Jared era avvinghiato alla sua vita, stesi sul divano della mansarda, dove si erano sistemati ad ascoltare qualche vecchio pezzo.
“No, certo, era Glam, mica uno sconosciuto o … lo so, non dovevo, ma non potevo sottrarmi, cioè … avrei voluto …”
“Ed io ti credo!” – e rise senza più freni.
Il cantante si mise seduto, stropicciandosi gli occhi arrossati.
“Oggi Sonia … sì, insomma, potrebbe rimanere incinta di un bambino, che tecnicamente è di Colin … Era emozionato e voleva darlo a nascondere, forse teme che io mi offenda, ma non è così.” – disse assorto.

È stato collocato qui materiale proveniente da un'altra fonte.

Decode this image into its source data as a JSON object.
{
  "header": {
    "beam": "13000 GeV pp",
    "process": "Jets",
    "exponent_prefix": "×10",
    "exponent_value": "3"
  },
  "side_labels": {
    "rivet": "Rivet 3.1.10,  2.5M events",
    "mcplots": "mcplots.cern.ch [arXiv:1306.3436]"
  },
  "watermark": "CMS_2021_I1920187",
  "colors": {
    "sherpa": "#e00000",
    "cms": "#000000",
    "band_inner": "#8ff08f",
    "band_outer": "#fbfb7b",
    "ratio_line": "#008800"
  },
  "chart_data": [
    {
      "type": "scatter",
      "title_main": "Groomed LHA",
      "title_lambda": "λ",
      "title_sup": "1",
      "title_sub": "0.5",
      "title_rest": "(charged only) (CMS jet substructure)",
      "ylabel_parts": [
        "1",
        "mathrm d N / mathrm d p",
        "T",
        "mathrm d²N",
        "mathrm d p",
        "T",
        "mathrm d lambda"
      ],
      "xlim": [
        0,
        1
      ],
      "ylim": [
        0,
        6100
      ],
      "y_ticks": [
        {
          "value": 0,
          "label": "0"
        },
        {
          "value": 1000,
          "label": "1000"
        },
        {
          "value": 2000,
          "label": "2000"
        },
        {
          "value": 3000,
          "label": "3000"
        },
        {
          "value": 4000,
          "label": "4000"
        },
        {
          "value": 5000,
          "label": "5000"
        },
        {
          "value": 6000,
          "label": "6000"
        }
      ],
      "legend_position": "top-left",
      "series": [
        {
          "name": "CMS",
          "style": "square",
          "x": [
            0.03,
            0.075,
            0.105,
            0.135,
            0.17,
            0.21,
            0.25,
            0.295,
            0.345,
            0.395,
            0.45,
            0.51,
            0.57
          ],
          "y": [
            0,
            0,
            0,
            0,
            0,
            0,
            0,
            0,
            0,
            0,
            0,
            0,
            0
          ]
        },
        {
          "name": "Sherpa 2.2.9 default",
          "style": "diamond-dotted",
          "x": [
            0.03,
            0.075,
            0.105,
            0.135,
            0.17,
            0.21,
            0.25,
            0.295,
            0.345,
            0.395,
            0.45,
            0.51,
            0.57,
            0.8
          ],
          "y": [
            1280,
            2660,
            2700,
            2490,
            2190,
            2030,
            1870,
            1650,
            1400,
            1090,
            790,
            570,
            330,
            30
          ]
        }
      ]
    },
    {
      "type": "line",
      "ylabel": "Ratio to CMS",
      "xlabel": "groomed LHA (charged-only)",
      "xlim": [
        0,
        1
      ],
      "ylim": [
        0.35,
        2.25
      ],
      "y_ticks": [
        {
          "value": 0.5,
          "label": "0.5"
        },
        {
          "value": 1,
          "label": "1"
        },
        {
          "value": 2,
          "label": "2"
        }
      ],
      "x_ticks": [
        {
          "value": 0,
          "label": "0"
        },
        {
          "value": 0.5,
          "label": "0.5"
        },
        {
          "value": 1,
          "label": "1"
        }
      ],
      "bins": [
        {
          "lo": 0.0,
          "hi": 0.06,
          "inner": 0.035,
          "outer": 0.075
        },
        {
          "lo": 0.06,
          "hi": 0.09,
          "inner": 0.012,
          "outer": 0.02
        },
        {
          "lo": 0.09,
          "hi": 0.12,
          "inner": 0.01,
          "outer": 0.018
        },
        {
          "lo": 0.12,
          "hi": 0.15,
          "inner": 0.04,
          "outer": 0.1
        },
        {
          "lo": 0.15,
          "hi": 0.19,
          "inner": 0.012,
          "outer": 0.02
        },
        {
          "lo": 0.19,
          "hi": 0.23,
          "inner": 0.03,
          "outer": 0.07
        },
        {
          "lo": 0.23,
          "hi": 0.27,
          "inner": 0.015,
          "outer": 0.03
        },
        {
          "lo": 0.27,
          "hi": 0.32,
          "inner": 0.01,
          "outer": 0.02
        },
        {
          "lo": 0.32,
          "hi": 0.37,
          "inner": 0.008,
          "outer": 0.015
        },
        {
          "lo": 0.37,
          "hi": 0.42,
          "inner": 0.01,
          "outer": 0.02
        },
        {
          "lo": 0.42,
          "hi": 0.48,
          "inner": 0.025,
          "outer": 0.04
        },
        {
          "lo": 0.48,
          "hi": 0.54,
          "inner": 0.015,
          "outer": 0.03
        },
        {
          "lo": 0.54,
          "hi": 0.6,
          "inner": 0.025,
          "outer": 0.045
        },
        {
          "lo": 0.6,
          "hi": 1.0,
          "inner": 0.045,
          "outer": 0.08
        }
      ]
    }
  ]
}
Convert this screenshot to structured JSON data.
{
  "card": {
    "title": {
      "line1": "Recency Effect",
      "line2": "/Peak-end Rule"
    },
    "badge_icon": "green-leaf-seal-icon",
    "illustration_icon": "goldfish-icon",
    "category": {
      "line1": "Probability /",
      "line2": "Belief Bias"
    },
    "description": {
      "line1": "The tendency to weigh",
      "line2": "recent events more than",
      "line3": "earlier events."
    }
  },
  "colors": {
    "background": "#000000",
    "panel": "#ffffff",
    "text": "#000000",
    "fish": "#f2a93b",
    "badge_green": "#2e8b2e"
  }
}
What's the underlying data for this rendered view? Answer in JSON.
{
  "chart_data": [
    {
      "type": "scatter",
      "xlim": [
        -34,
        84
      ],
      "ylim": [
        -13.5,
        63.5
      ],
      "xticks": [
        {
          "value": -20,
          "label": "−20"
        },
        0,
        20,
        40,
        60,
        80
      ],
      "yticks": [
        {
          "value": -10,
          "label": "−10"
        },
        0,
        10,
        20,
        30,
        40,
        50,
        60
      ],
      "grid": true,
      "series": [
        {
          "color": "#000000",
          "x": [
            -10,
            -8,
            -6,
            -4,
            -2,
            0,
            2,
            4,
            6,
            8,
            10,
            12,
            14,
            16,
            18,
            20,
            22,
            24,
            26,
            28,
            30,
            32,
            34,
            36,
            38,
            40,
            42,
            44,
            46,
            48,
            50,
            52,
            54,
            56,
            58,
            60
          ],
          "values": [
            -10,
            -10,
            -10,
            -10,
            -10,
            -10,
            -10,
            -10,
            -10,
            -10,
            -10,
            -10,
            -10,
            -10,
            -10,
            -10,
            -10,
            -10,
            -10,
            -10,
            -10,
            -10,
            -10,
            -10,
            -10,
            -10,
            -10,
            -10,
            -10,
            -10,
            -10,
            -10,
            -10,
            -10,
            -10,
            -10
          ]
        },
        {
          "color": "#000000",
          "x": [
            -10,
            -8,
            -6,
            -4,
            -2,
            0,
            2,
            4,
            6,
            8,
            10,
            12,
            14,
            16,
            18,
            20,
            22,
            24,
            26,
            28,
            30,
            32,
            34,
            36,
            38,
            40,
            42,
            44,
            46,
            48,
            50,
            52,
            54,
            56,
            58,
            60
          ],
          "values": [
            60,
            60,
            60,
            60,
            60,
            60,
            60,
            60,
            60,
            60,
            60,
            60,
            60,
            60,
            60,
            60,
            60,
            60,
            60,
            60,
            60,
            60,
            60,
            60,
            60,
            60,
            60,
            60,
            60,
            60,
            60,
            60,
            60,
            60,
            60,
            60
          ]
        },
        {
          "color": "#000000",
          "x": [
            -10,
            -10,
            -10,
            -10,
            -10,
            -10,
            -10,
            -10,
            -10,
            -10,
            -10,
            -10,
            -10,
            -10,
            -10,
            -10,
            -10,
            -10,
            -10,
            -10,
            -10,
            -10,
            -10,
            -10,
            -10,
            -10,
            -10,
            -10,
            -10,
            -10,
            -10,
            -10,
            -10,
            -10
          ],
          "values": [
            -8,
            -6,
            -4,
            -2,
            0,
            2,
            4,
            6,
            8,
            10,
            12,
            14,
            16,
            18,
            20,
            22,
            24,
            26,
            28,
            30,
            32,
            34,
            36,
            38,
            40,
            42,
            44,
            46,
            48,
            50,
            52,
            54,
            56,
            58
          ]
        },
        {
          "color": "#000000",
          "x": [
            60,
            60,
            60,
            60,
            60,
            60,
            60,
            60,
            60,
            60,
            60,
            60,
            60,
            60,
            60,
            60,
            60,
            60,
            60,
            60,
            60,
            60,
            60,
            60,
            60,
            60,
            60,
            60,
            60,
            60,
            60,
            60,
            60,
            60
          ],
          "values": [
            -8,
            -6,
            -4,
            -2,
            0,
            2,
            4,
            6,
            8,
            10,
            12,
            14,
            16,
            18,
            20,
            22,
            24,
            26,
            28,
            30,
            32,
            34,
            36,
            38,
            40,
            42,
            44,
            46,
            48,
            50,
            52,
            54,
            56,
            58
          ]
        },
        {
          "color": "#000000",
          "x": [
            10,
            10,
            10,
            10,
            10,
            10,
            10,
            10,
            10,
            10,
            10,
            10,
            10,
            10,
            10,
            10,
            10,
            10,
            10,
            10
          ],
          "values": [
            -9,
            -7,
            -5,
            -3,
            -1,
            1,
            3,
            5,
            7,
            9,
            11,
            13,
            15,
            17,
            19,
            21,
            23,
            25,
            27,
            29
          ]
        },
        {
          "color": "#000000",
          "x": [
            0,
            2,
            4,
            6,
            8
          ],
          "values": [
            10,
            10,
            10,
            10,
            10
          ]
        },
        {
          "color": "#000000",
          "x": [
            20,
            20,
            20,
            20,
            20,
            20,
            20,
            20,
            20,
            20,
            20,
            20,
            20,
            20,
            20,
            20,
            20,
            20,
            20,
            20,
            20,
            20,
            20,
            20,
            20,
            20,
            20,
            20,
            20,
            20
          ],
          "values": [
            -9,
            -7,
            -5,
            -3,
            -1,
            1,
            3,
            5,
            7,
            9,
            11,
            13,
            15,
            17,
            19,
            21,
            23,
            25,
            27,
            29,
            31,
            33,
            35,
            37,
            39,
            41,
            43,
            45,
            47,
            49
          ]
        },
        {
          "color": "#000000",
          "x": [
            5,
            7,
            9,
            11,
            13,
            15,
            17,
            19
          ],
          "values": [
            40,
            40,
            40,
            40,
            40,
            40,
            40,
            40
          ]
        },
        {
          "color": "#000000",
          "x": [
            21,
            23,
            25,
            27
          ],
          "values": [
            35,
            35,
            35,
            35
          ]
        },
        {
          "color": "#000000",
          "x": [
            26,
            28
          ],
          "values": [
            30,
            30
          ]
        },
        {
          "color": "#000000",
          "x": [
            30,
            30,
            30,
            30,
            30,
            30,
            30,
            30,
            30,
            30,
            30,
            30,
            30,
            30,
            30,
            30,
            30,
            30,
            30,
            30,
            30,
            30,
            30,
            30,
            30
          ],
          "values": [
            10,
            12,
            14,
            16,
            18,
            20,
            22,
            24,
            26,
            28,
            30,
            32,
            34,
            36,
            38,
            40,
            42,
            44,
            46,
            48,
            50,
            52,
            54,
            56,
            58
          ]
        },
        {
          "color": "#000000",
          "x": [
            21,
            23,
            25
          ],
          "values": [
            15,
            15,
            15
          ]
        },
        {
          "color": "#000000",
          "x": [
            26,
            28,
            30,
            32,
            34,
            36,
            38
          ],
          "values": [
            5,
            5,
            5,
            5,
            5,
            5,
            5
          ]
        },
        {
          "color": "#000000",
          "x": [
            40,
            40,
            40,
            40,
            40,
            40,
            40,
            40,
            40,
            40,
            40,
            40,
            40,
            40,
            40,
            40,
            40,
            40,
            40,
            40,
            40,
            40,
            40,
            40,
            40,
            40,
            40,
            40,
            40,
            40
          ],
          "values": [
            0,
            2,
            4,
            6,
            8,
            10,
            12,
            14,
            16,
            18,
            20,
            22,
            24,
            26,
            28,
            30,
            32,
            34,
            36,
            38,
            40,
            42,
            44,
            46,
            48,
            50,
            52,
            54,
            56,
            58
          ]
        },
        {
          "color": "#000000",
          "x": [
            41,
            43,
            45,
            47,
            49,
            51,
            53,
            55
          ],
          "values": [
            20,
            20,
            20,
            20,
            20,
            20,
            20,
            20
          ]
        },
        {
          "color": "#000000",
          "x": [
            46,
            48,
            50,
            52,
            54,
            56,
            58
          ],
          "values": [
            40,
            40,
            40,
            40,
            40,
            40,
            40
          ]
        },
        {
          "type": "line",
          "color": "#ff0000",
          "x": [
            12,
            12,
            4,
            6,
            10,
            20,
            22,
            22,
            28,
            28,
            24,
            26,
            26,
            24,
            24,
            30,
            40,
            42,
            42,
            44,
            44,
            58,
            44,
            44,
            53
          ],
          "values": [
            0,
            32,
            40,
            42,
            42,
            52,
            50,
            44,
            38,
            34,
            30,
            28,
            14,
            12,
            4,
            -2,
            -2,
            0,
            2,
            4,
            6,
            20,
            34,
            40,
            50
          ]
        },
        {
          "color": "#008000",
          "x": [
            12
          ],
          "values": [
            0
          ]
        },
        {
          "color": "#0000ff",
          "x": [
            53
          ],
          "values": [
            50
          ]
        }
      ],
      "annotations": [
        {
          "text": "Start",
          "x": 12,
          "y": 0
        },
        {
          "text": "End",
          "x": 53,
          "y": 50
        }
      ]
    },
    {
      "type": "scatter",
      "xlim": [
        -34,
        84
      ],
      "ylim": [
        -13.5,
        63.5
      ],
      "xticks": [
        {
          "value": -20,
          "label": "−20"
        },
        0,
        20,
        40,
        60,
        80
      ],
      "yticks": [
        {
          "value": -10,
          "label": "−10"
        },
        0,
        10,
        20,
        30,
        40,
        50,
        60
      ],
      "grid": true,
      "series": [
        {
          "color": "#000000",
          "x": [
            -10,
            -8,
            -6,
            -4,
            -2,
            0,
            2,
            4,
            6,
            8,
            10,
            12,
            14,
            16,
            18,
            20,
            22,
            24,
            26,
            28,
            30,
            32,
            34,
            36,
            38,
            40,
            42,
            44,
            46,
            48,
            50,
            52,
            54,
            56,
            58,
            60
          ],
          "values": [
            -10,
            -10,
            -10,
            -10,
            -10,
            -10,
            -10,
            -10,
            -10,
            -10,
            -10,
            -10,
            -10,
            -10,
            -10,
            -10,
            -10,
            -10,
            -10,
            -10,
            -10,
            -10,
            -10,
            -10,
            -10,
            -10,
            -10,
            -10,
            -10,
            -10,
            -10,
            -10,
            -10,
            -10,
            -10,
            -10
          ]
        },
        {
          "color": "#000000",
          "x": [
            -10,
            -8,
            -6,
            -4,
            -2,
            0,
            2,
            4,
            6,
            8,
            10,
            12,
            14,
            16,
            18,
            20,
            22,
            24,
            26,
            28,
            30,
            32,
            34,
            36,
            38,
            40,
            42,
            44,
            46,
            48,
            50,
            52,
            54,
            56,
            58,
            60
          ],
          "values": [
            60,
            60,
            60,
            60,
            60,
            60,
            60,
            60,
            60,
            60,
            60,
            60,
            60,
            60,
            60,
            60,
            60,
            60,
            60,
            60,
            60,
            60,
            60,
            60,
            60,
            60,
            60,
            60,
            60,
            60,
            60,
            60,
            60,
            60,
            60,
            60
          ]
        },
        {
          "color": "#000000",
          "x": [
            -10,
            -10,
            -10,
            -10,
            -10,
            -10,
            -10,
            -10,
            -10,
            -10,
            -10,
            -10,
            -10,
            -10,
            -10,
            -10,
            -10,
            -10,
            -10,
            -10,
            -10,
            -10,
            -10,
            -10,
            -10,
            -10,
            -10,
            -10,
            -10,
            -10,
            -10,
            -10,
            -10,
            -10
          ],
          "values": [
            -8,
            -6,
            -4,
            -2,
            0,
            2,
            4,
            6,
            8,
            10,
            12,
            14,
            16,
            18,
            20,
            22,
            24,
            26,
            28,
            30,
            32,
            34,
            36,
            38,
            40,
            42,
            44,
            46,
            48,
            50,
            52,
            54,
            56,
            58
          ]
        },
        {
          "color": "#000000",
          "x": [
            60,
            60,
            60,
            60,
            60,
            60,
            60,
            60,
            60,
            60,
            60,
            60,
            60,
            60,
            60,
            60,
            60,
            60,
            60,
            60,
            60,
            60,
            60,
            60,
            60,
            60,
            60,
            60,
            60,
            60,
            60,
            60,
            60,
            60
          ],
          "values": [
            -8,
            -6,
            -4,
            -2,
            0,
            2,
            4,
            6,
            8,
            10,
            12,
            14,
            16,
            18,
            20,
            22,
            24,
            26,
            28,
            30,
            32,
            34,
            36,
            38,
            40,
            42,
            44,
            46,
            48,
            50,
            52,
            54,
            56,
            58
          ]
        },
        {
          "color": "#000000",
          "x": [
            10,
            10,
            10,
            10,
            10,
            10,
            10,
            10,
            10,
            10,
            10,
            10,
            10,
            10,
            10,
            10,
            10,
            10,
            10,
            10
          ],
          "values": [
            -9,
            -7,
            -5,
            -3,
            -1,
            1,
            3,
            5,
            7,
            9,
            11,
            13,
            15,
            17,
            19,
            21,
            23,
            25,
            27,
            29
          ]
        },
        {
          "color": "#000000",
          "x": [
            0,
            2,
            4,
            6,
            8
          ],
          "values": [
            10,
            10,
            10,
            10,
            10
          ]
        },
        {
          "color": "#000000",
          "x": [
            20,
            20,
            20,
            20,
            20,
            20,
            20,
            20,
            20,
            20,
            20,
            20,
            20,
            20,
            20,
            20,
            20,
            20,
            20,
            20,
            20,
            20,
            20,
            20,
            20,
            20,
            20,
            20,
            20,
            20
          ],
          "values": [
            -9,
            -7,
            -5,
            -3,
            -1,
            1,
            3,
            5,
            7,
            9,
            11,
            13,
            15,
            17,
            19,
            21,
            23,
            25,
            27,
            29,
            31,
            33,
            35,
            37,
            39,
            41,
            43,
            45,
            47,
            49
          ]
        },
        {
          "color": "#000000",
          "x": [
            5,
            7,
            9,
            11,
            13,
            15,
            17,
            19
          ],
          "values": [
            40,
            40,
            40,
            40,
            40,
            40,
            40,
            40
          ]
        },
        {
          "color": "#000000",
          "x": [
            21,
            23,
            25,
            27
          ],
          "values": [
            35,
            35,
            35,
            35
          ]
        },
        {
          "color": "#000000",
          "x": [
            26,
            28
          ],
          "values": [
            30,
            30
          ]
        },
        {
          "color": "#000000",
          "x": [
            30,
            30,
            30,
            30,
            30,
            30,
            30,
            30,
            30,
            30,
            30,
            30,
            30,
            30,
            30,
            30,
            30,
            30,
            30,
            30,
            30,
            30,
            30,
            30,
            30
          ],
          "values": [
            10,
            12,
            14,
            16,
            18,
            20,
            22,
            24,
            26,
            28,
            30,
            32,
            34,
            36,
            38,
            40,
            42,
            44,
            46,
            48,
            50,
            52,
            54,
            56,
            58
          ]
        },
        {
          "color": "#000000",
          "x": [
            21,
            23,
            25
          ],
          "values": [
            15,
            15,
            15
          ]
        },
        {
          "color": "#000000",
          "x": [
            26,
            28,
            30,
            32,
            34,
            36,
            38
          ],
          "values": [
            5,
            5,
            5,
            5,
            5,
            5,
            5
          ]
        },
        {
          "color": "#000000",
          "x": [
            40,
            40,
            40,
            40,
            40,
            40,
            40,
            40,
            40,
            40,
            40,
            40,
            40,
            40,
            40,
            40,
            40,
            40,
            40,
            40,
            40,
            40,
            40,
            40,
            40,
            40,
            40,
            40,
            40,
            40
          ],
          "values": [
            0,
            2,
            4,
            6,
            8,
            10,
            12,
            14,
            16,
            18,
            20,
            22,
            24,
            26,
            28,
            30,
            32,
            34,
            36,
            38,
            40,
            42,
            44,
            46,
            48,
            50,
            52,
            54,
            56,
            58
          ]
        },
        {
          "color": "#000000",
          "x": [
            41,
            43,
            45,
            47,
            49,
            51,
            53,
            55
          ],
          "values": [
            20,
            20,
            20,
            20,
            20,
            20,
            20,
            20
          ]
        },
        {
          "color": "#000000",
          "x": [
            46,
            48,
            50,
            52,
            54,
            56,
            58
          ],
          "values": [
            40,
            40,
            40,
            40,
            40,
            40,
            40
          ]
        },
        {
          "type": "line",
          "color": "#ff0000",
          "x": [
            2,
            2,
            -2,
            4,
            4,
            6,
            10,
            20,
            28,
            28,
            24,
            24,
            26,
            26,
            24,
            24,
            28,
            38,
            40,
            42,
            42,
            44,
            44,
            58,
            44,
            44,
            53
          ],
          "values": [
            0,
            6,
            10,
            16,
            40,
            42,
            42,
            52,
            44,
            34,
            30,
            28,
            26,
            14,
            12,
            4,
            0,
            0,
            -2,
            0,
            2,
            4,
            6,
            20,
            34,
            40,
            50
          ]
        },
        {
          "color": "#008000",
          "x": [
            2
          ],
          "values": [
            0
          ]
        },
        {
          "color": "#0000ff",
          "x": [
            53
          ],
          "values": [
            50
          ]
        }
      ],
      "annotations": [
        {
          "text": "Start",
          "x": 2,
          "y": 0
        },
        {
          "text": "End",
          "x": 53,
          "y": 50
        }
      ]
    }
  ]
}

“A me questa faccenda non piace, sai? Siamo abituati ad una vita poco convenzionale, lo ammetto, ma Colin quando si tratta di concepire, perde il buon senso, anche con te, per Violet e … a proposito, ma la vostra nuova adozione?”
“E’ rimasta da qualche parte nelle buone intenzioni passate e forse potrebbe tornare in auge.” – ribattè con voce triste.
“Tu vuoi che si realizzi questo progetto Jared? A me non importa altro.” – affermò secco.
“Al momento no. C’è sempre un neo, sento che non siamo ancora realmente riappacificati: è come se andassimo per tentativi e poi ci si mettono di mezzo Glam … direi solo Glam, visto che Justin è svanito, all’apparenza, ma è subentrata Sonia, che a me piace sia chiaro … In tutto questo, mi ritrovo frustrato e temo sia anche per le condizioni di salute di Geffen.”
“Siamo tutti preoccupati. Sai, in Messico, ho conosciuto il lato di lui più simpatico, è un … un pasticcione secondo me, vorrebbe fare contenti tutti e … cazzo, sai Jared, mi ricorda Colin ahahahah!”
“Forse lo ricorda anche a me … loro due è come se si mescolassero a volte nel mio cervello … Nel mio cuore … Io li amo.”
“Lo so … che casinista, quando metterai ordine sia qui, che qui?” – ed indicò la tempia ed il petto di Jared, che sorrise, stringendosi a lui, senza rispondere.